Where did this term come from? (Fourier)

[rsq_a]

A simple question.

Suppose I have $$\epsilon^2 y''' - y' = \frac{1}{1+x^2}$$.

The goal is to calculate the Fourier transform of $$y(x,t)$$ where we define,

$$\hat{y}(k,t) = F[\phi] = \int_{-\infty}^{\infty} y e^{ikx} ds$$

We're also given that,

$$F\left[ \frac{1}{1+x^2} \right] = \pi e^{-|k|}$$

Now we take transforms of both sides:

$$\rightarrow F[\epsilon^2 y''' - y] = F[\frac{1}{1+x^2}]$$

$$\rightarrow -i k^3 \epsilon^2 \hat{y} - ik \hat{y} = \pi e^{|k|}$$

$$\rightarrow \hat{y} = -\frac{\pi e^{-|k|}}{ik(1-\epsilon^2 k^2)}$$

The answer, however, is supposed to be:

$$\hat{y} = -\frac{\pi e^{-|k|}}{ik(1-\epsilon^2 k)} + 2\pi a \frac{k\delta(k)}{k(1-\epsilon^2 k^2)}$$

where 'a' is some constant.

My question is why?

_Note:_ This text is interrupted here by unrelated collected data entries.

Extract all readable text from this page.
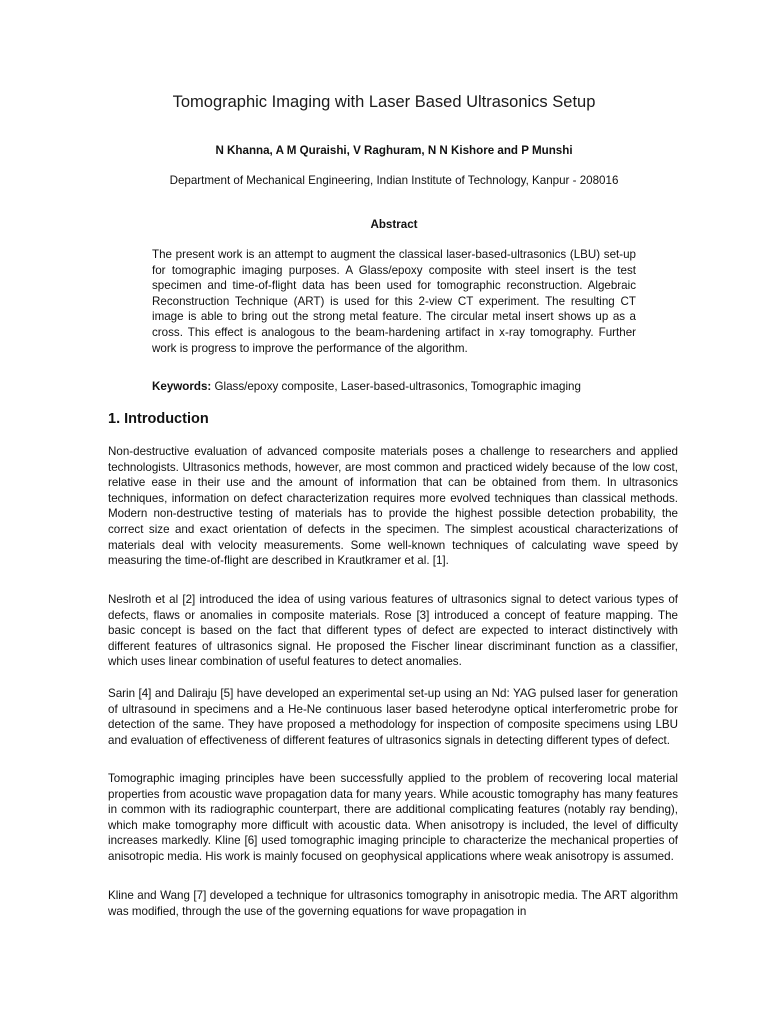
Tomographic Imaging with Laser Based Ultrasonics Setup
N Khanna, A M Quraishi, V Raghuram, N N Kishore and P Munshi
Department of Mechanical Engineering, Indian Institute of Technology, Kanpur - 208016
Abstract
The present work is an attempt to augment the classical laser-based-ultrasonics (LBU) set-up for tomographic imaging purposes. A Glass/epoxy composite with steel insert is the test specimen and time-of-flight data has been used for tomographic reconstruction. Algebraic Reconstruction Technique (ART) is used for this 2-view CT experiment. The resulting CT image is able to bring out the strong metal feature. The circular metal insert shows up as a cross. This effect is analogous to the beam-hardening artifact in x-ray tomography. Further work is progress to improve the performance of the algorithm.
Keywords: Glass/epoxy composite, Laser-based-ultrasonics, Tomographic imaging
1. Introduction
Non-destructive evaluation of advanced composite materials poses a challenge to researchers and applied technologists. Ultrasonics methods, however, are most common and practiced widely because of the low cost, relative ease in their use and the amount of information that can be obtained from them. In ultrasonics techniques, information on defect characterization requires more evolved techniques than classical methods. Modern non-destructive testing of materials has to provide the highest possible detection probability, the correct size and exact orientation of defects in the specimen. The simplest acoustical characterizations of materials deal with velocity measurements. Some well-known techniques of calculating wave speed by measuring the time-of-flight are described in Krautkramer et al. [1].
Neslroth et al [2] introduced the idea of using various features of ultrasonics signal to detect various types of defects, flaws or anomalies in composite materials. Rose [3] introduced a concept of feature mapping. The basic concept is based on the fact that different types of defect are expected to interact distinctively with different features of ultrasonics signal. He proposed the Fischer linear discriminant function as a classifier, which uses linear combination of useful features to detect anomalies.
Sarin [4] and Daliraju [5] have developed an experimental set-up using an Nd: YAG pulsed laser for generation of ultrasound in specimens and a He-Ne continuous laser based heterodyne optical interferometric probe for detection of the same. They have proposed a methodology for inspection of composite specimens using LBU and evaluation of effectiveness of different features of ultrasonics signals in detecting different types of defect.
Tomographic imaging principles have been successfully applied to the problem of recovering local material properties from acoustic wave propagation data for many years. While acoustic tomography has many features in common with its radiographic counterpart, there are additional complicating features (notably ray bending), which make tomography more difficult with acoustic data. When anisotropy is included, the level of difficulty increases markedly. Kline [6] used tomographic imaging principle to characterize the mechanical properties of anisotropic media. His work is mainly focused on geophysical applications where weak anisotropy is assumed.
Kline and Wang [7] developed a technique for ultrasonics tomography in anisotropic media. The ART algorithm was modified, through the use of the governing equations for wave propagation in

I know it has something to do with an additive constant, but I need someone to be explicit with the mistake.

 

[rsq_a]

I've figured out a way to 'see' the result:

Instead write the equation like this:

$$\epsilon^2 y''' - y' = \frac{1}{1+x^2} + \frac{d}{dx} 2\pi{a}$$

and the result follows automatically.

But what I don't understand is why I 'need' to do this. Why haven't I seen this in any texts on Fourier transforms (that if one is applying the transform to a (for example), third order equation reducible to second order, one needs to add arbitrary constants.